You have explained to me how both as individuals and as a group such a meeting would help with your healing from the sexual abuse you experienced as children. Although the College was owned by and governed by the Verona Fathers (now the Comboni Missionaries), it was situated within the Diocese of Leeds, of which I am now the bishop. I have tried therefore to encourage and facilitate the meeting which you have asked for with the Comboni leadership, but this too has not met with success.
It was for this reason that I asked to meet with you today, so that, as a leader of this local Church, I at least can offer you my heartfelt apology for the pain and trauma which you experienced when you were students at Mirfield and for the spiritual suffering and emotional distress which continues to affect you to this day.
I wish therefore here and now to apologise to you personally and unreservedly for the childhood sexual abuse you suffered, and I wish to apologise also to all the members of your families and your friends whose lives have been affected by the impact of that abuse.
Recently, Pope Francis spoke of the “catastrophe” of “the sad history of sexual abuse, and the way the Church has dealt with it until recently.” “To become aware of this hypocrisy in the way we live our faith is a grace, it is a first step we must take”, he said.

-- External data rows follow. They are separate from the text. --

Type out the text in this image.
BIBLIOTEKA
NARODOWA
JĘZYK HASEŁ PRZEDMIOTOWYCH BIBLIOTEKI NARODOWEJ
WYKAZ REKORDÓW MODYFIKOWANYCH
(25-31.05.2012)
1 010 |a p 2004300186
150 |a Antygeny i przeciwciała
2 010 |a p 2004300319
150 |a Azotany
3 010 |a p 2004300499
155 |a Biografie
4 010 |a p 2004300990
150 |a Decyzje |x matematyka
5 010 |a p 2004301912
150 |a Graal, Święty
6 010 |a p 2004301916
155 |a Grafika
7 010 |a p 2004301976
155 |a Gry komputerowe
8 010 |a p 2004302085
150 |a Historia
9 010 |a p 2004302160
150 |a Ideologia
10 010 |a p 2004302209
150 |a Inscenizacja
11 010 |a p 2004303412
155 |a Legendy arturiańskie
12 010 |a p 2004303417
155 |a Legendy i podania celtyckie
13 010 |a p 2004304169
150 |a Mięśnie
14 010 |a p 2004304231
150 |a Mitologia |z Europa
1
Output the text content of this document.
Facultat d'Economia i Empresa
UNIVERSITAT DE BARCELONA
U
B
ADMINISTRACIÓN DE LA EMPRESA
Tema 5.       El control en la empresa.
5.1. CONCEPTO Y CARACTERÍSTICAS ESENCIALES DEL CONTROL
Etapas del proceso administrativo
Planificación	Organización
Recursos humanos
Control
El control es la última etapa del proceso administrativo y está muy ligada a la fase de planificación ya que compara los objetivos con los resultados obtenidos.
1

The Holy Father went on to state, “In my opinion, every bishop of the Church must take it upon himself and ask: what must I do in the face of this catastrophe?” He emphasised too, that we have to apologise, “…in the face of the many historical errors made in the past, more than once and in many situations, even if we were not personally involved in that historical situation. And it is precisely this attitude that is required of us today.”
Those, like me, who have been entrusted with a ministry of leadership in the Church can only begin to contribute to the healing of the wounds of abuse if we are ready to listen with humility and a compassionate heart to those, like you, who seek to share their experiences and their sufferings with us. We must be prepared personally to sit face-to-face with you and to hear your stories. For many like you who have been abused, this response is the only way that your pain can genuinely be heard, and your dignity properly be respected. Indeed, it is the only thing that you, the Comboni Survivors Group, are now asking of us.
I hope and pray that our time together here today will give you an opportunity to personally communicate to me something of the pain which you have carried throughout your lives and that our meeting will contribute in some small way to your healing.’